Arrival in Australia

Robert Starritt left Liverpool on 23rd April and arrived in Melbourne on 26th July, 1864 on the "Morning Light" which was a ship of 2377 tons under the Captaincy of Master Gillies. The ship's log says it took 140 days to reach Melbourne however, this doesn't correspond with the dates on the same log. There were 450 passengers on board consisting of 101 from the U.K., 58 from Scotland, 246 from Ireland and others not specified. Robert was aged 20 and was classed, either by himself or by the authorities, as a labourer.

It must have been a long and lonely trip for a young man of 20 not knowing what lay ahead of him in a strange country. Knowing that John, his brother, was already in Victoria, as was apparently the family of William Sterritt who came out in 1884, (living at Bungaree 6 miles east of Ballarat on Leigh Creek) at this time must have been a big help.

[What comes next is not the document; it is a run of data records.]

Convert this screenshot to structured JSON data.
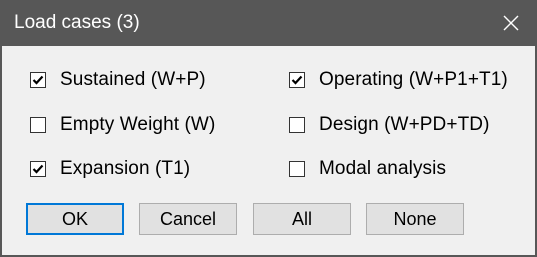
{
  "window": {
    "title": "Load cases (3)",
    "close_icon": "close-x-icon"
  },
  "options": [
    {
      "label": "Sustained (W+P)",
      "checked": true
    },
    {
      "label": "Operating (W+P1+T1)",
      "checked": true
    },
    {
      "label": "Empty Weight (W)",
      "checked": false
    },
    {
      "label": "Design (W+PD+TD)",
      "checked": false
    },
    {
      "label": "Expansion (T1)",
      "checked": true
    },
    {
      "label": "Modal analysis",
      "checked": false
    }
  ],
  "buttons": {
    "ok": "OK",
    "cancel": "Cancel",
    "all": "All",
    "none": "None"
  },
  "colors": {
    "titlebar": "#575757",
    "face": "#f0f0f0",
    "button": "#e1e1e1",
    "default_border": "#0078d7"
  }
}
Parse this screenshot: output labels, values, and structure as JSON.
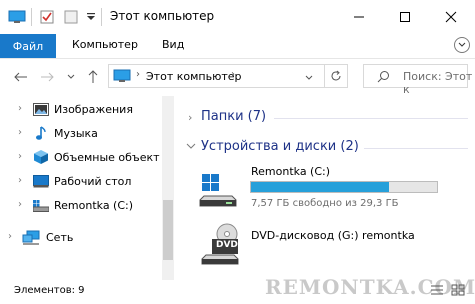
{
  "window": {
    "title": "Этот компьютер"
  },
  "ribbon": {
    "tabs": [
      {
        "label": "Файл",
        "active": true
      },
      {
        "label": "Компьютер"
      },
      {
        "label": "Вид"
      }
    ]
  },
  "navigation": {
    "address_path": "Этот компьютер",
    "search_placeholder": "Поиск: Этот к"
  },
  "sidebar": {
    "items": [
      {
        "label": "Изображения",
        "icon": "pictures-icon"
      },
      {
        "label": "Музыка",
        "icon": "music-icon"
      },
      {
        "label": "Объемные объекты",
        "icon": "3d-objects-icon"
      },
      {
        "label": "Рабочий стол",
        "icon": "desktop-icon"
      },
      {
        "label": "Remontka (C:)",
        "icon": "drive-icon"
      },
      {
        "label": "Сеть",
        "icon": "network-icon"
      }
    ]
  },
  "content": {
    "folders_group": "Папки (7)",
    "devices_group": "Устройства и диски (2)",
    "drives": [
      {
        "name": "Remontka (C:)",
        "free_text": "7,57 ГБ свободно из 29,3 ГБ",
        "used_fraction": 0.74
      },
      {
        "name": "DVD-дисковод (G:) remontka",
        "icon_text": "DVD"
      }
    ]
  },
  "statusbar": {
    "items_text": "Элементов: 9",
    "watermark": "REMONTKA.COM"
  },
  "colors": {
    "accent": "#1979ca",
    "group_heading": "#1e3287",
    "progress": "#26a0da"
  }
}
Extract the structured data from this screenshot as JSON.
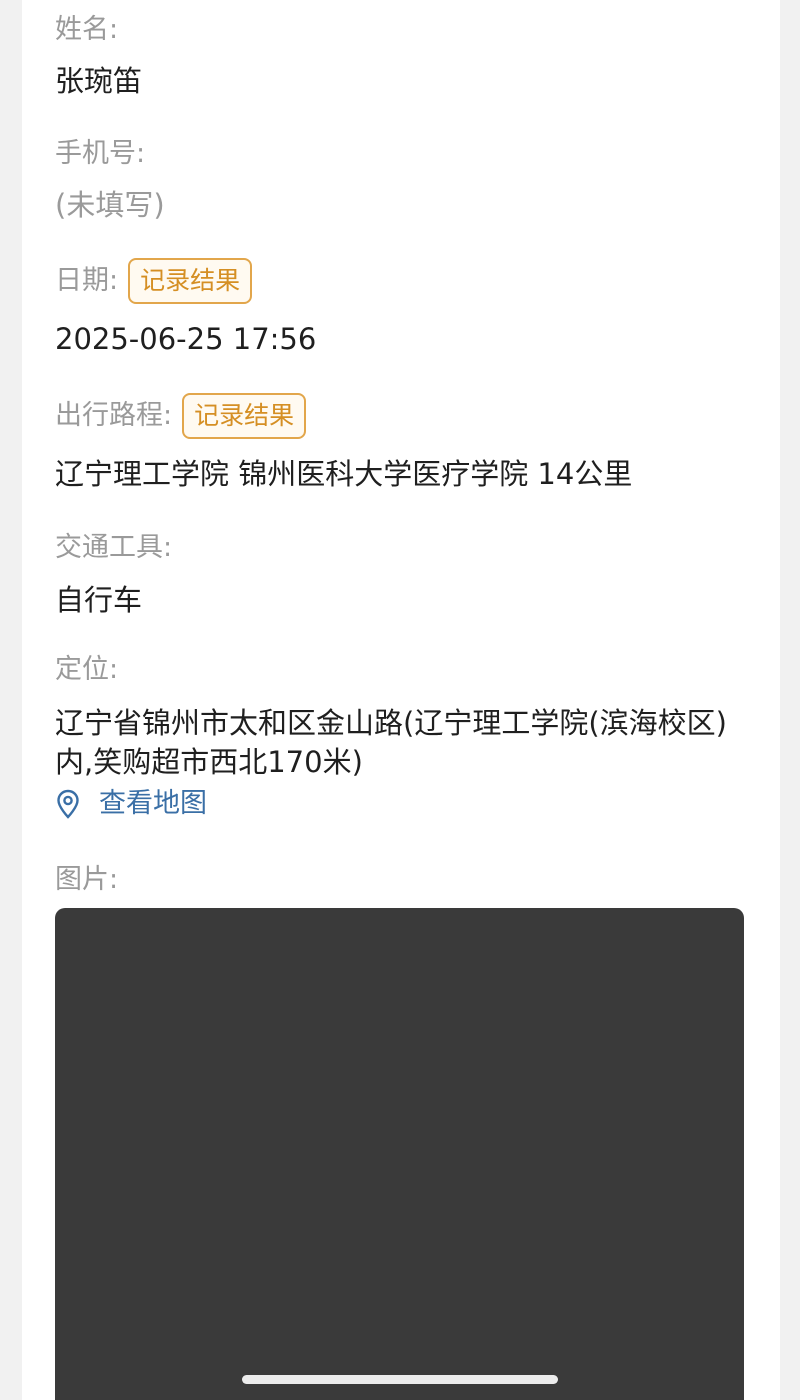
{
  "fields": {
    "name": {
      "label": "姓名:",
      "value": "张琬笛"
    },
    "phone": {
      "label": "手机号:",
      "value": "(未填写)"
    },
    "date": {
      "label": "日期:",
      "tag": "记录结果",
      "value": "2025-06-25 17:56"
    },
    "route": {
      "label": "出行路程:",
      "tag": "记录结果",
      "value": "辽宁理工学院 锦州医科大学医疗学院 14公里"
    },
    "transport": {
      "label": "交通工具:",
      "value": "自行车"
    },
    "location": {
      "label": "定位:",
      "value": "辽宁省锦州市太和区金山路(辽宁理工学院(滨海校区)内,笑购超市西北170米)",
      "map_link": "查看地图",
      "map_icon": "location-pin-icon"
    },
    "photo": {
      "label": "图片:"
    }
  },
  "colors": {
    "label": "#9a9a9a",
    "value": "#1f1f1f",
    "tag": "#d58f24",
    "link": "#3a6fa6",
    "photo": "#3a3a3a"
  }
}
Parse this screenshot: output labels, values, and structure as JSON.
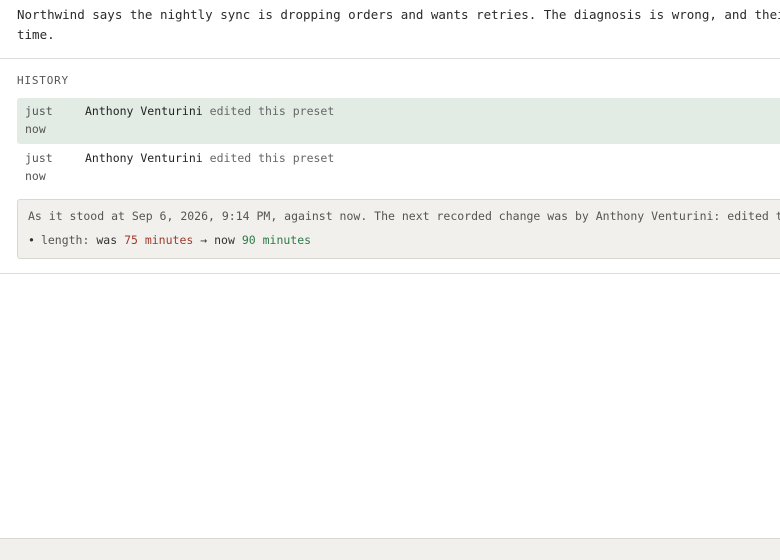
{
  "description": {
    "line1": "Northwind says the nightly sync is dropping orders and wants retries. The diagnosis is wrong, and their",
    "line2": "time."
  },
  "history": {
    "label": "HISTORY",
    "entries": [
      {
        "time_line1": "just",
        "time_line2": "now",
        "author": "Anthony Venturini",
        "action": "edited this preset",
        "selected": true
      },
      {
        "time_line1": "just",
        "time_line2": "now",
        "author": "Anthony Venturini",
        "action": "edited this preset",
        "selected": false
      }
    ]
  },
  "diff": {
    "context": "As it stood at Sep 6, 2026, 9:14 PM, against now. The next recorded change was by Anthony Venturini: edited this preset",
    "changes": [
      {
        "field": "length:",
        "was_label": "was",
        "old_value": "75 minutes",
        "arrow": "→",
        "now_label": "now",
        "new_value": "90 minutes"
      }
    ]
  },
  "colors": {
    "selected_row": "#e2ece5",
    "panel_bg": "#f1f0ec",
    "old_value": "#a13a2e",
    "new_value": "#2f7a4a"
  }
}
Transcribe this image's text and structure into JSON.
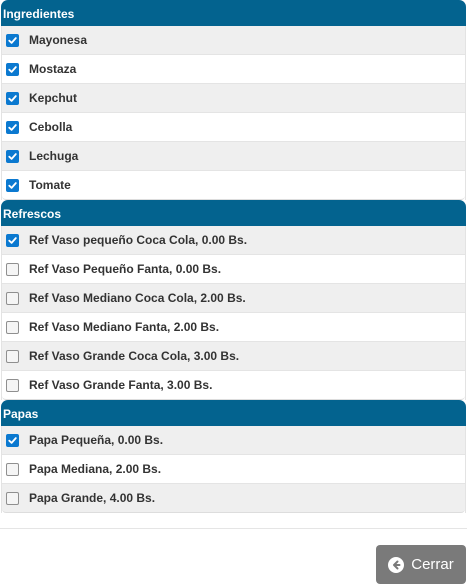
{
  "sections": [
    {
      "title": "Ingredientes",
      "items": [
        {
          "label": "Mayonesa",
          "checked": true
        },
        {
          "label": "Mostaza",
          "checked": true
        },
        {
          "label": "Kepchut",
          "checked": true
        },
        {
          "label": "Cebolla",
          "checked": true
        },
        {
          "label": "Lechuga",
          "checked": true
        },
        {
          "label": "Tomate",
          "checked": true
        }
      ]
    },
    {
      "title": "Refrescos",
      "items": [
        {
          "label": "Ref Vaso pequeño Coca Cola, 0.00 Bs.",
          "checked": true
        },
        {
          "label": "Ref Vaso Pequeño Fanta, 0.00 Bs.",
          "checked": false
        },
        {
          "label": "Ref Vaso Mediano Coca Cola, 2.00 Bs.",
          "checked": false
        },
        {
          "label": "Ref Vaso Mediano Fanta, 2.00 Bs.",
          "checked": false
        },
        {
          "label": "Ref Vaso Grande Coca Cola, 3.00 Bs.",
          "checked": false
        },
        {
          "label": "Ref Vaso Grande Fanta, 3.00 Bs.",
          "checked": false
        }
      ]
    },
    {
      "title": "Papas",
      "items": [
        {
          "label": "Papa Pequeña, 0.00 Bs.",
          "checked": true
        },
        {
          "label": "Papa Mediana, 2.00 Bs.",
          "checked": false
        },
        {
          "label": "Papa Grande, 4.00 Bs.",
          "checked": false
        }
      ]
    }
  ],
  "footer": {
    "close_label": "Cerrar",
    "close_icon": "arrow-left-circle-icon"
  },
  "colors": {
    "header_bg": "#03638f",
    "checkbox_checked": "#0b79d0",
    "button_bg": "#7a7a7a"
  }
}
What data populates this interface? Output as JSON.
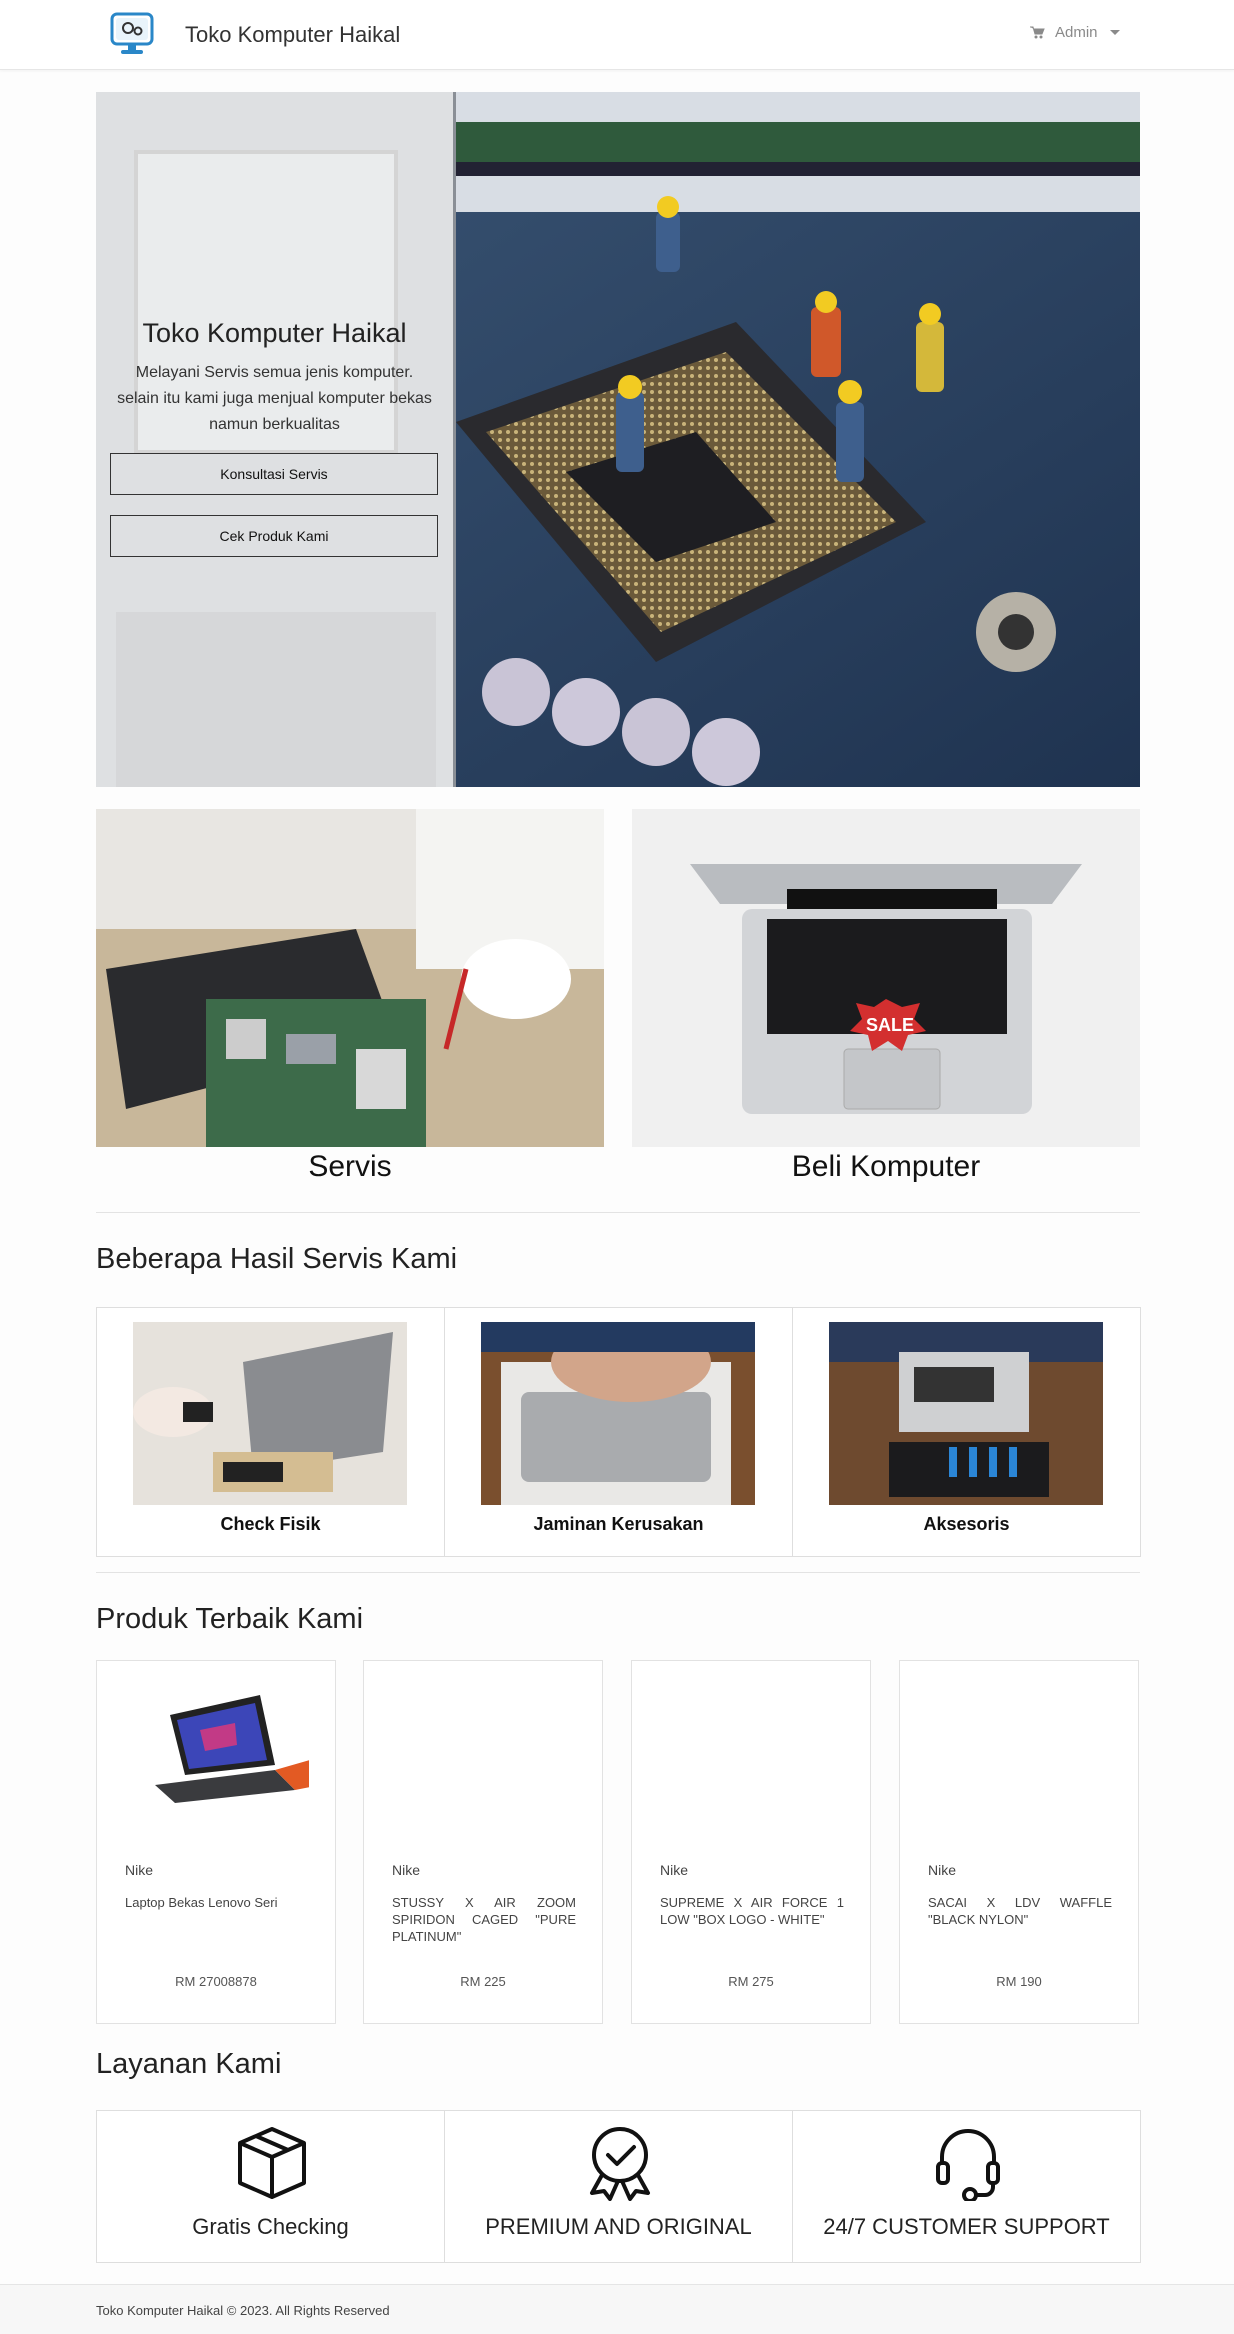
{
  "navbar": {
    "brand": "Toko Komputer Haikal",
    "user_label": "Admin",
    "icons": {
      "logo": "computer-gear-logo",
      "cart": "cart-icon",
      "caret": "caret-down-icon"
    }
  },
  "hero": {
    "title": "Toko Komputer Haikal",
    "description": "Melayani Servis semua jenis komputer. selain itu kami juga menjual komputer bekas namun berkualitas",
    "button_primary": "Konsultasi Servis",
    "button_secondary": "Cek Produk Kami"
  },
  "categories": [
    {
      "label": "Servis"
    },
    {
      "label": "Beli Komputer"
    }
  ],
  "service_results": {
    "title": "Beberapa Hasil Servis Kami",
    "items": [
      {
        "label": "Check Fisik"
      },
      {
        "label": "Jaminan Kerusakan"
      },
      {
        "label": "Aksesoris"
      }
    ]
  },
  "products": {
    "title": "Produk Terbaik Kami",
    "items": [
      {
        "brand": "Nike",
        "name": "Laptop Bekas Lenovo Seri",
        "price": "RM 27008878"
      },
      {
        "brand": "Nike",
        "name": "STUSSY X AIR ZOOM SPIRIDON CAGED \"PURE PLATINUM\"",
        "price": "RM 225"
      },
      {
        "brand": "Nike",
        "name": "SUPREME X AIR FORCE 1 LOW \"BOX LOGO - WHITE\"",
        "price": "RM 275"
      },
      {
        "brand": "Nike",
        "name": "SACAI X LDV WAFFLE \"BLACK NYLON\"",
        "price": "RM 190"
      }
    ]
  },
  "services": {
    "title": "Layanan Kami",
    "items": [
      {
        "label": "Gratis Checking",
        "icon": "box-icon"
      },
      {
        "label": "PREMIUM AND ORIGINAL",
        "icon": "badge-check-icon"
      },
      {
        "label": "24/7 CUSTOMER SUPPORT",
        "icon": "headset-icon"
      }
    ]
  },
  "footer": {
    "text": "Toko Komputer Haikal © 2023. All Rights Reserved"
  },
  "colors": {
    "background": "#fdfdfd",
    "navbar": "#ffffff",
    "board_blue": "#2b4466",
    "text": "#222222"
  }
}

Robert's movements from his time of landing till 1870, when he was married in Creswick, are very hard to trace. We know that William Sterritt's sister, Jane Amelia, who married Andrew Wade, lived at Bungaree and that there are still descendants living there. John, Robert's brother, was a carrier in Ballarat in 1870 and was later to have farmed at "GlenPark", Bungaree. In the Victorian directory, dated 1870, there is also a Thomas Starritt listed as a labourer at Ascot which is near Ballarat, so from this information it is reasonable to assume that Robert headed for the Ballarat area where the other Starritts and also the Gregg family were situated.

We do know that Robert worked for a time as a farm labourer for 15 shillings per week probably around the Bungaree area where the other Starritts were situated. Labour was plentiful at the time and there was obviously not much future for him in labouring so he somehow managed to buy a team of horses and a dray and began carting timber for the mines. The days of the small digger were disappearing on the Ballarat goldfields as the alluvial gold had nearly all been found by the thousands who flocked there when gold was first discovered and so the successful miner now had to go well underground in search of the gold bearing leads. Robert, seeing the need for timber for these mines went into the carrying business and this was to give him his first real start in the new colony.

Robert was later to go carrying or teaming as they called it as far afield as Horsham. His work with horse teams in this period must have developed his interest in them as he was later to become known as an excellent judge and breeder of Clydesdale horses. In June 1869 Robert was to hear of the death of his younger brother, George, who was aged 22. I don't not know the reasons for this premature death, which occurred in Ireland.